Altolà dell'Area protetta all'ipotesi di installare sul piazzale dell'Enfola una stazione per la telefonia mobile. Tra l'altro sembra che le compagnie telefoniche richiedenti non abbiano neanche presentato i piani organici per le installazioni dei loro ripetitori come invece era stato richiesto

Si discute e talvolta si polemizza all'Elba in questo periodo sul delicato tema della installazioni di nuovi ripetitori per la telefonia cellulare. La questione non è di poco conto dato che già in passato non ha mancato di suscitare proteste da parte dei cittadini. Inoltre a Portoferraio adesso si prevedrebbero insediamenti massicci dato che si parla di installare ben 13 nuove antenne.

Nelle settimane scorse era già intervenuta con decisione e durezza Legambiente e adesso tocca al Parco nazionale, naturalmente per i territori di sua competenza. Uno di questo territori è il promontorio dell'Enfola, suggestivo pezzo di Elba che è particolarmente caro ai cittadini elbani.

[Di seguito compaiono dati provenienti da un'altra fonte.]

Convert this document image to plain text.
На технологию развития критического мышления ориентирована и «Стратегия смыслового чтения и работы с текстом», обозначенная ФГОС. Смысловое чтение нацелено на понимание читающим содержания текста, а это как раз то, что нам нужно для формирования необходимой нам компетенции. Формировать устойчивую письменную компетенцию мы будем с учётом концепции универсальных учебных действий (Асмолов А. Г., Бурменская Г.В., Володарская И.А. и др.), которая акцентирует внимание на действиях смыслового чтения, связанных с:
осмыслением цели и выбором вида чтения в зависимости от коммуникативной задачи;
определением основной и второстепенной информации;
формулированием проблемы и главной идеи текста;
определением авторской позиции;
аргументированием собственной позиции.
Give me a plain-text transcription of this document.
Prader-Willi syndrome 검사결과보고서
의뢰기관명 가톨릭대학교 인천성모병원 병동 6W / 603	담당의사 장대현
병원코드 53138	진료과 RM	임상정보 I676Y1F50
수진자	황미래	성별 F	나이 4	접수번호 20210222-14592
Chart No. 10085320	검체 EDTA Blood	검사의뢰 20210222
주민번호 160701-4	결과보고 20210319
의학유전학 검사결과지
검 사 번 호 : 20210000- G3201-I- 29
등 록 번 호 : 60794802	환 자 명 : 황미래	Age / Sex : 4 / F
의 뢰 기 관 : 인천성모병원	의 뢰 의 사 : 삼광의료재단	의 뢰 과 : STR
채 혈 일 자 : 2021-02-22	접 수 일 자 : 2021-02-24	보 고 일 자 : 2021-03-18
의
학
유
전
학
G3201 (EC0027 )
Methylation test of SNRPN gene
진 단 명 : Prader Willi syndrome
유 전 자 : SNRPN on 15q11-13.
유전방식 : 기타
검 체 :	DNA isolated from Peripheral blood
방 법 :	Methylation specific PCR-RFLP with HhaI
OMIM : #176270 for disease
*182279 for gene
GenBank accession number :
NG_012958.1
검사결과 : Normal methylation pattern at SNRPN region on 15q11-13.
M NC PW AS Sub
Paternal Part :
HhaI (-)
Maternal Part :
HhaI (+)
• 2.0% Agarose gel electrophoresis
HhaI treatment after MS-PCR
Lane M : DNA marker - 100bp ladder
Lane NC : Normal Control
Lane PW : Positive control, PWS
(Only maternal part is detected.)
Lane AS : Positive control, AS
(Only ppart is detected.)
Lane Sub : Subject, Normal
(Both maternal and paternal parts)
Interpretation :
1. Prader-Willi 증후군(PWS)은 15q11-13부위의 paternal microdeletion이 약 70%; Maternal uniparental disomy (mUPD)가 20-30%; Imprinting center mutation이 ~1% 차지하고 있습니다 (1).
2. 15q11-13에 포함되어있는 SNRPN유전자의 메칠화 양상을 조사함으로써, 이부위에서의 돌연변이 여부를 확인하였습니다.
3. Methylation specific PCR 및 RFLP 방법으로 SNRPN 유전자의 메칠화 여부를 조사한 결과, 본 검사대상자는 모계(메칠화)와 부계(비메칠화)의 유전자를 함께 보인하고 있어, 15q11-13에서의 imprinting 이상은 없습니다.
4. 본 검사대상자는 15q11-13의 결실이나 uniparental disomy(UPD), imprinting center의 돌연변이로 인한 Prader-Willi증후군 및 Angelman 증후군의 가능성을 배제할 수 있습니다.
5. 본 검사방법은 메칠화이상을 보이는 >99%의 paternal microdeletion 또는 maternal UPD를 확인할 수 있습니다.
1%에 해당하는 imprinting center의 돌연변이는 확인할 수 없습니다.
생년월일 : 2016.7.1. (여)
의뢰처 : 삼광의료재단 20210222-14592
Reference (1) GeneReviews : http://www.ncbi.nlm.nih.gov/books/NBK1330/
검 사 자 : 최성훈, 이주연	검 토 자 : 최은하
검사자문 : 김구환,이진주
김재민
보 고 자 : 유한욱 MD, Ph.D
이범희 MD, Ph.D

Uno di quei panorami mozzafiato per altro che rendono famosa l'isola e che sarebbe indubbiamente deturpato dalla presenza di una grossa antenna (se naturalmente di grossa antenna dovesse trattarsi). Tra l'altro il problema relativo al proliferare di questi ripetitori per la telefonia mobile non riguarda solo le bellezze naturali e architettoniche ma anche e soprattutto la salute dei cittadini.

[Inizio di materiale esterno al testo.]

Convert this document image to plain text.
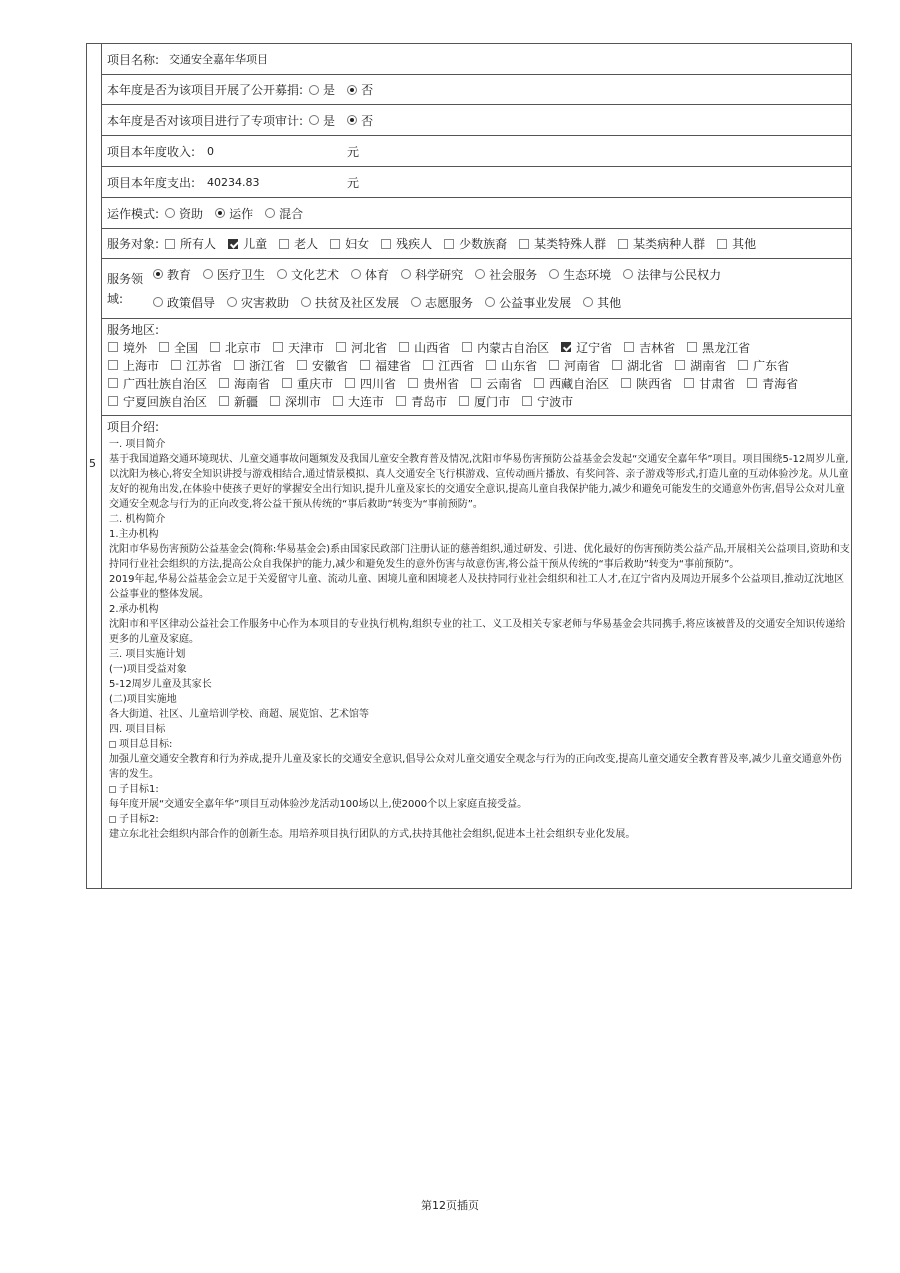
5
项目名称: 交通安全嘉年华项目
本年度是否为该项目开展了公开募捐: 是 否
本年度是否对该项目进行了专项审计: 是 否
项目本年度收入: 0	元
项目本年度支出: 40234.83	元
运作模式: 资助 运作 混合
服务对象: 所有人 儿童 老人 妇女 残疾人 少数族裔 某类特殊人群 某类病种人群 其他
服务领
域:
教育 医疗卫生 文化艺术 体育 科学研究 社会服务 生态环境 法律与公民权力
政策倡导 灾害救助 扶贫及社区发展 志愿服务 公益事业发展 其他
服务地区:
境外 全国 北京市 天津市 河北省 山西省 内蒙古自治区 辽宁省 吉林省 黑龙江省
上海市 江苏省 浙江省 安徽省 福建省 江西省 山东省 河南省 湖北省 湖南省 广东省
广西壮族自治区 海南省 重庆市 四川省 贵州省 云南省 西藏自治区 陕西省 甘肃省 青海省
宁夏回族自治区 新疆 深圳市 大连市 青岛市 厦门市 宁波市
项目介绍:

一. 项目简介

基于我国道路交通环境现状、儿童交通事故问题频发及我国儿童安全教育普及情况,沈阳市华易伤害预防公益基金会发起“交通安全嘉年华”项目。项目围绕5-12周岁儿童,以沈阳为核心,将安全知识讲授与游戏相结合,通过情景模拟、真人交通安全飞行棋游戏、宣传动画片播放、有奖问答、亲子游戏等形式,打造儿童的互动体验沙龙。从儿童友好的视角出发,在体验中使孩子更好的掌握安全出行知识,提升儿童及家长的交通安全意识,提高儿童自我保护能力,减少和避免可能发生的交通意外伤害,倡导公众对儿童交通安全观念与行为的正向改变,将公益干预从传统的“事后救助”转变为“事前预防”。

二. 机构简介

1.主办机构

沈阳市华易伤害预防公益基金会(简称:华易基金会)系由国家民政部门注册认证的慈善组织,通过研发、引进、优化最好的伤害预防类公益产品,开展相关公益项目,资助和支持同行业社会组织的方法,提高公众自我保护的能力,减少和避免发生的意外伤害与故意伤害,将公益干预从传统的“事后救助”转变为“事前预防”。

2019年起,华易公益基金会立足于关爱留守儿童、流动儿童、困境儿童和困境老人及扶持同行业社会组织和社工人才,在辽宁省内及周边开展多个公益项目,推动辽沈地区公益事业的整体发展。

2.承办机构

沈阳市和平区律动公益社会工作服务中心作为本项目的专业执行机构,组织专业的社工、义工及相关专家老师与华易基金会共同携手,将应该被普及的交通安全知识传递给更多的儿童及家庭。

三. 项目实施计划

(一)项目受益对象

5-12周岁儿童及其家长

(二)项目实施地

各大街道、社区、儿童培训学校、商超、展览馆、艺术馆等

四. 项目目标

项目总目标:

加强儿童交通安全教育和行为养成,提升儿童及家长的交通安全意识,倡导公众对儿童交通安全观念与行为的正向改变,提高儿童交通安全教育普及率,减少儿童交通意外伤害的发生。

子目标1:

每年度开展“交通安全嘉年华”项目互动体验沙龙活动100场以上,使2000个以上家庭直接受益。

子目标2:

建立东北社会组织内部合作的创新生态。用培养项目执行团队的方式,扶持其他社会组织,促进本土社会组织专业化发展。

第12页插页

Tema questo, come è noto, molto presente e sentito un pò in tutta Italia. Di seguito riportiamo la laconica nota del Parco sulla questione di un possibile ripetitore all'Enfola per il quale ha negato il nulla osta.

In relazione a quanto apparso sulla stampa circa l'installazione di una stazione di telefonia mobile sul piazzale antistante l'ex-tonnara dell'Enfola, compreso entro l'area protetta dal Parco Nazionale, come proposto dalla società Ericsson Tic SpA per conto della Wind e della H3G SpA, si comunica che il Consiglio Direttivo nella seduta del 13 Dicembre 01 (delibera 156/01), su parere conforme della Commissione Nulla Osta non ha autorizzato tale installazione.

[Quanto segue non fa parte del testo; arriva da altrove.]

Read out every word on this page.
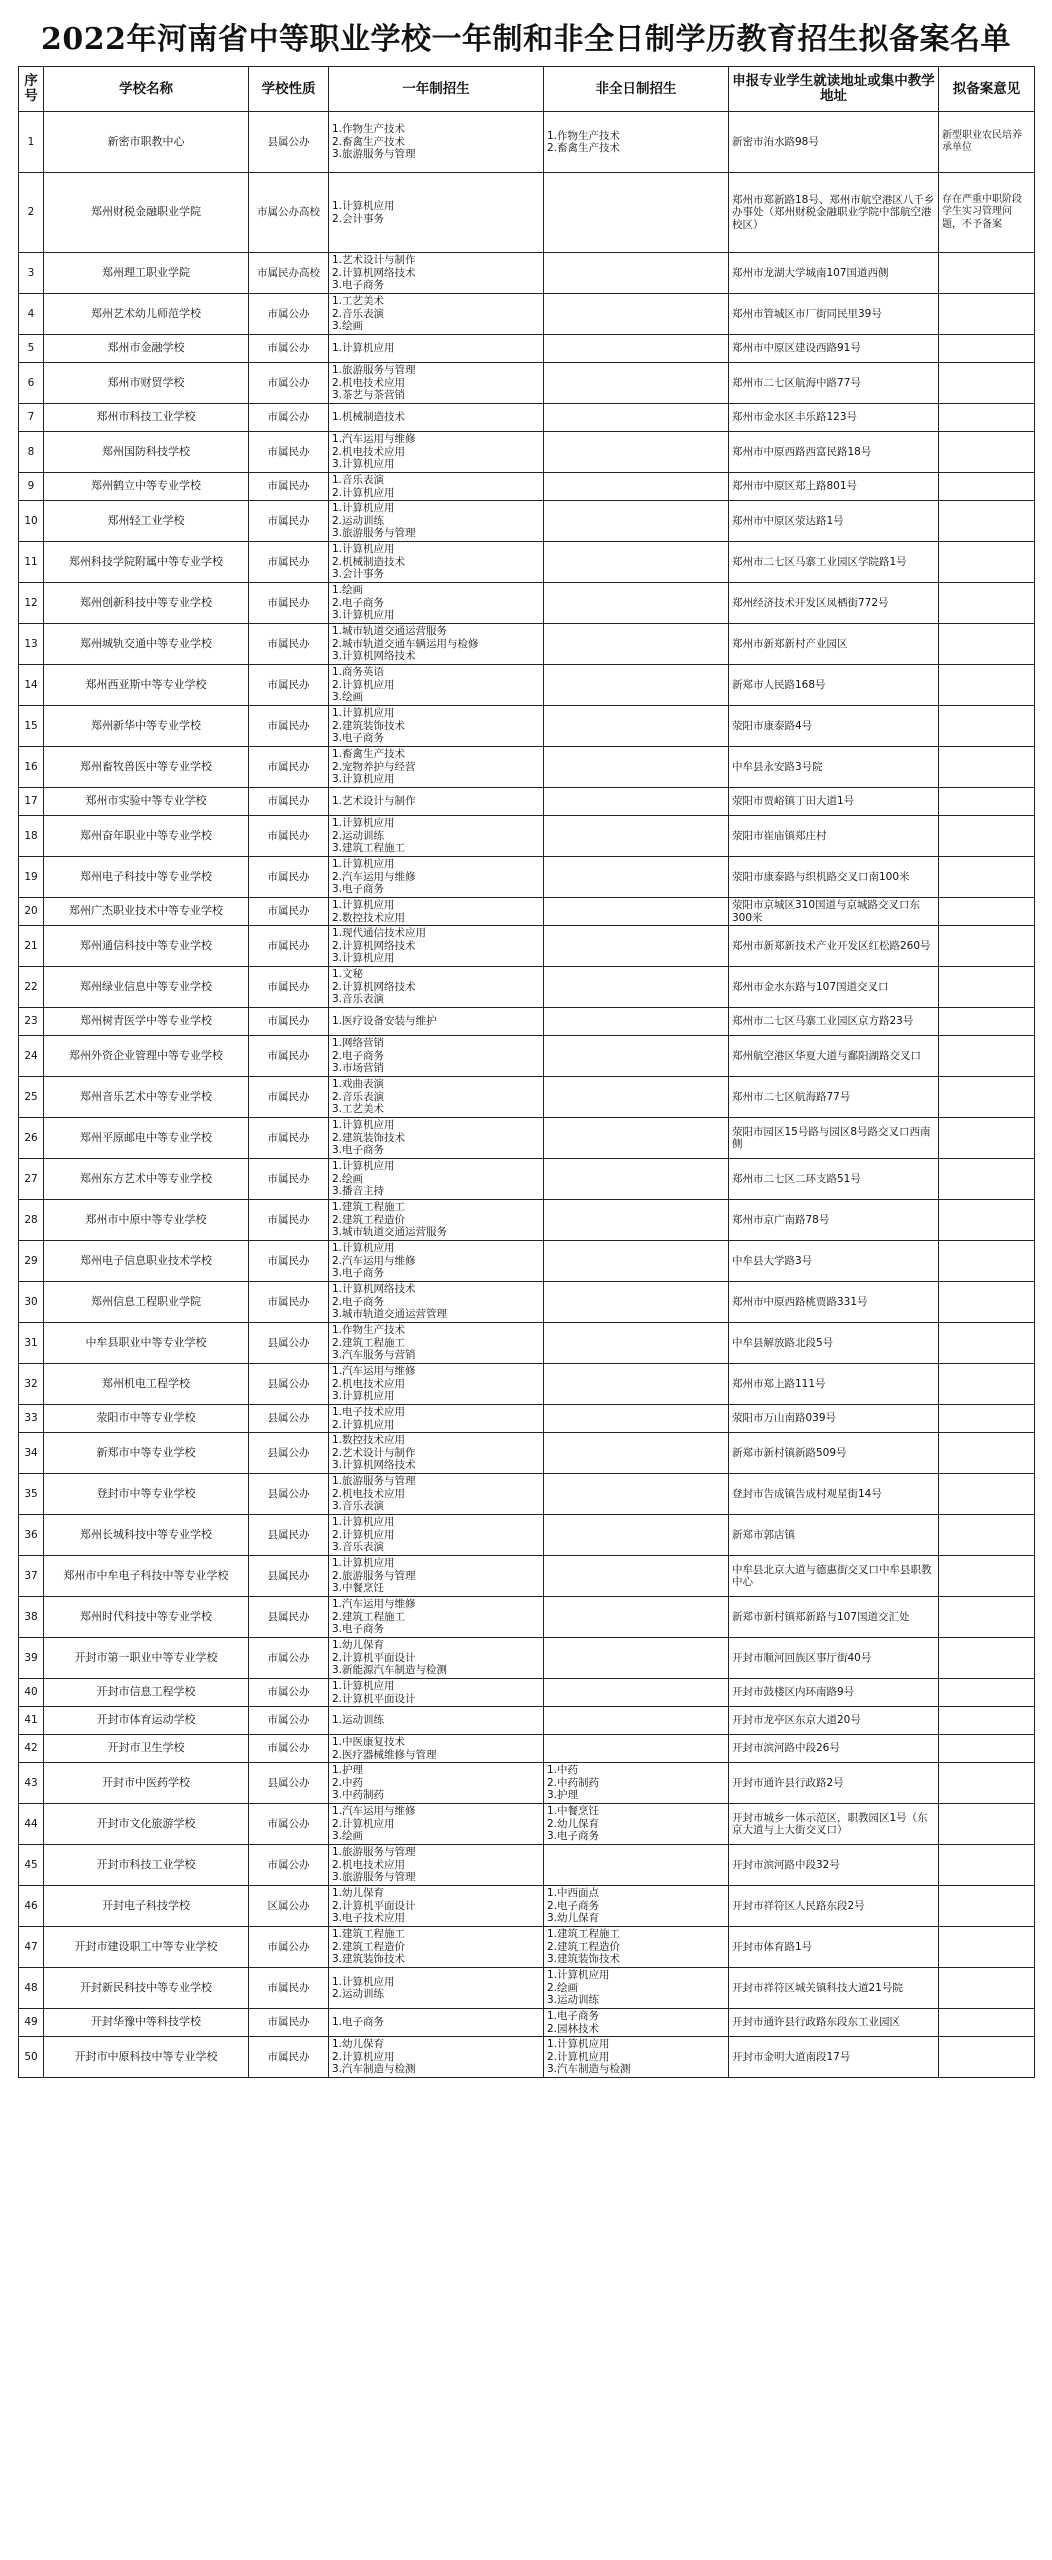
2022年河南省中等职业学校一年制和非全日制学历教育招生拟备案名单
序号	学校名称	学校性质	一年制招生	非全日制招生	申报专业学生就读地址或集中教学地址	拟备案意见
1	新密市职教中心	县属公办	1.作物生产技术
2.畜禽生产技术
3.旅游服务与管理	1.作物生产技术
2.畜禽生产技术	新密市洧水路98号	新型职业农民培养承单位
2	郑州财税金融职业学院	市属公办高校	1.计算机应用
2.会计事务		郑州市郑新路18号、郑州市航空港区八千乡办事处（郑州财税金融职业学院中部航空港校区）	存在严重中职阶段学生实习管理问题，不予备案
3	郑州理工职业学院	市属民办高校	1.艺术设计与制作
2.计算机网络技术
3.电子商务		郑州市龙湖大学城南107国道西侧	
4	郑州艺术幼儿师范学校	市属公办	1.工艺美术
2.音乐表演
3.绘画		郑州市管城区市厂街同民里39号	
5	郑州市金融学校	市属公办	1.计算机应用		郑州市中原区建设西路91号	
6	郑州市财贸学校	市属公办	1.旅游服务与管理
2.机电技术应用
3.茶艺与茶营销		郑州市二七区航海中路77号	
7	郑州市科技工业学校	市属公办	1.机械制造技术		郑州市金水区丰乐路123号	
8	郑州国防科技学校	市属民办	1.汽车运用与维修
2.机电技术应用
3.计算机应用		郑州市中原西路西富民路18号	
9	郑州鹤立中等专业学校	市属民办	1.音乐表演
2.计算机应用		郑州市中原区郑上路801号	
10	郑州轻工业学校	市属民办	1.计算机应用
2.运动训练
3.旅游服务与管理		郑州市中原区荥达路1号	
11	郑州科技学院附属中等专业学校	市属民办	1.计算机应用
2.机械制造技术
3.会计事务		郑州市二七区马寨工业园区学院路1号	
12	郑州创新科技中等专业学校	市属民办	1.绘画
2.电子商务
3.计算机应用		郑州经济技术开发区凤栖街772号	
13	郑州城轨交通中等专业学校	市属民办	1.城市轨道交通运营服务
2.城市轨道交通车辆运用与检修
3.计算机网络技术		郑州市新郑新村产业园区	
14	郑州西亚斯中等专业学校	市属民办	1.商务英语
2.计算机应用
3.绘画		新郑市人民路168号	
15	郑州新华中等专业学校	市属民办	1.计算机应用
2.建筑装饰技术
3.电子商务		荥阳市康泰路4号	
16	郑州畜牧兽医中等专业学校	市属民办	1.畜禽生产技术
2.宠物养护与经营
3.计算机应用		中牟县永安路3号院	
17	郑州市实验中等专业学校	市属民办	1.艺术设计与制作		荥阳市贾峪镇丁田大道1号	
18	郑州奋年职业中等专业学校	市属民办	1.计算机应用
2.运动训练
3.建筑工程施工		荥阳市崔庙镇郑庄村	
19	郑州电子科技中等专业学校	市属民办	1.计算机应用
2.汽车运用与维修
3.电子商务		荥阳市康泰路与织机路交叉口南100米	
20	郑州广杰职业技术中等专业学校	市属民办	1.计算机应用
2.数控技术应用		荥阳市京城区310国道与京城路交叉口东300米	
21	郑州通信科技中等专业学校	市属民办	1.现代通信技术应用
2.计算机网络技术
3.计算机应用		郑州市新郑新技术产业开发区红松路260号	
22	郑州绿业信息中等专业学校	市属民办	1.文秘
2.计算机网络技术
3.音乐表演		郑州市金水东路与107国道交叉口	
23	郑州树青医学中等专业学校	市属民办	1.医疗设备安装与维护		郑州市二七区马寨工业园区京方路23号	
24	郑州外资企业管理中等专业学校	市属民办	1.网络营销
2.电子商务
3.市场营销		郑州航空港区华夏大道与鄱阳湖路交叉口	
25	郑州音乐艺术中等专业学校	市属民办	1.戏曲表演
2.音乐表演
3.工艺美术		郑州市二七区航海路77号	
26	郑州平原邮电中等专业学校	市属民办	1.计算机应用
2.建筑装饰技术
3.电子商务		荥阳市园区15号路与园区8号路交叉口西南侧	
27	郑州东方艺术中等专业学校	市属民办	1.计算机应用
2.绘画
3.播音主持		郑州市二七区二环支路51号	
28	郑州市中原中等专业学校	市属民办	1.建筑工程施工
2.建筑工程造价
3.城市轨道交通运营服务		郑州市京广南路78号	
29	郑州电子信息职业技术学校	市属民办	1.计算机应用
2.汽车运用与维修
3.电子商务		中牟县大学路3号	
30	郑州信息工程职业学院	市属民办	1.计算机网络技术
2.电子商务
3.城市轨道交通运营管理		郑州市中原西路桃贾路331号	
31	中牟县职业中等专业学校	县属公办	1.作物生产技术
2.建筑工程施工
3.汽车服务与营销		中牟县解放路北段5号	
32	郑州机电工程学校	县属公办	1.汽车运用与维修
2.机电技术应用
3.计算机应用		郑州市郑上路111号	
33	荥阳市中等专业学校	县属公办	1.电子技术应用
2.计算机应用		荥阳市万山南路039号	
34	新郑市中等专业学校	县属公办	1.数控技术应用
2.艺术设计与制作
3.计算机网络技术		新郑市新村镇新路509号	
35	登封市中等专业学校	县属公办	1.旅游服务与管理
2.机电技术应用
3.音乐表演		登封市告成镇告成村观星街14号	
36	郑州长城科技中等专业学校	县属民办	1.计算机应用
2.计算机应用
3.音乐表演		新郑市郭店镇	
37	郑州市中牟电子科技中等专业学校	县属民办	1.计算机应用
2.旅游服务与管理
3.中餐烹饪		中牟县北京大道与德惠街交叉口中牟县职教中心	
38	郑州时代科技中等专业学校	县属民办	1.汽车运用与维修
2.建筑工程施工
3.电子商务		新郑市新村镇郑新路与107国道交汇处	
39	开封市第一职业中等专业学校	市属公办	1.幼儿保育
2.计算机平面设计
3.新能源汽车制造与检测		开封市顺河回族区事厅街40号	
40	开封市信息工程学校	市属公办	1.计算机应用
2.计算机平面设计		开封市鼓楼区内环南路9号	
41	开封市体育运动学校	市属公办	1.运动训练		开封市龙亭区东京大道20号	
42	开封市卫生学校	市属公办	1.中医康复技术
2.医疗器械维修与管理		开封市滨河路中段26号	
43	开封市中医药学校	县属公办	1.护理
2.中药
3.中药制药	1.中药
2.中药制药
3.护理	开封市通许县行政路2号	
44	开封市文化旅游学校	市属公办	1.汽车运用与维修
2.计算机应用
3.绘画	1.中餐烹饪
2.幼儿保育
3.电子商务	开封市城乡一体示范区，职教园区1号（东京大道与上大街交叉口）	
45	开封市科技工业学校	市属公办	1.旅游服务与管理
2.机电技术应用
3.旅游服务与管理		开封市滨河路中段32号	
46	开封电子科技学校	区属公办	1.幼儿保育
2.计算机平面设计
3.电子技术应用	1.中西面点
2.电子商务
3.幼儿保育	开封市祥符区人民路东段2号	
47	开封市建设职工中等专业学校	市属公办	1.建筑工程施工
2.建筑工程造价
3.建筑装饰技术	1.建筑工程施工
2.建筑工程造价
3.建筑装饰技术	开封市体育路1号	
48	开封新民科技中等专业学校	市属民办	1.计算机应用
2.运动训练	1.计算机应用
2.绘画
3.运动训练	开封市祥符区城关镇科技大道21号院	
49	开封华豫中等科技学校	市属民办	1.电子商务	1.电子商务
2.园林技术	开封市通许县行政路东段东工业园区	
50	开封市中原科技中等专业学校	市属民办	1.幼儿保育
2.计算机应用
3.汽车制造与检测	1.计算机应用
2.计算机应用
3.汽车制造与检测	开封市金明大道南段17号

Si comunica altresì che l'Ente Parco, a seguito di delibera del Consiglio Direttivo, allo scopo di pianificare l'ubicazione e la tipologia degli impianti tecnologici all'interno dell'area protetta, ha invitato fino dal Dicembre 2000 i gestori di telefonia mobile ad inserire gli interventi puntuali proposti in un progetto organico esteso al territorio.

Al momento solo la Società Omnitel Pronto SpA ha risposto all'invito e il relativo piano di interventi è stato approvato dal Consiglio Direttivo.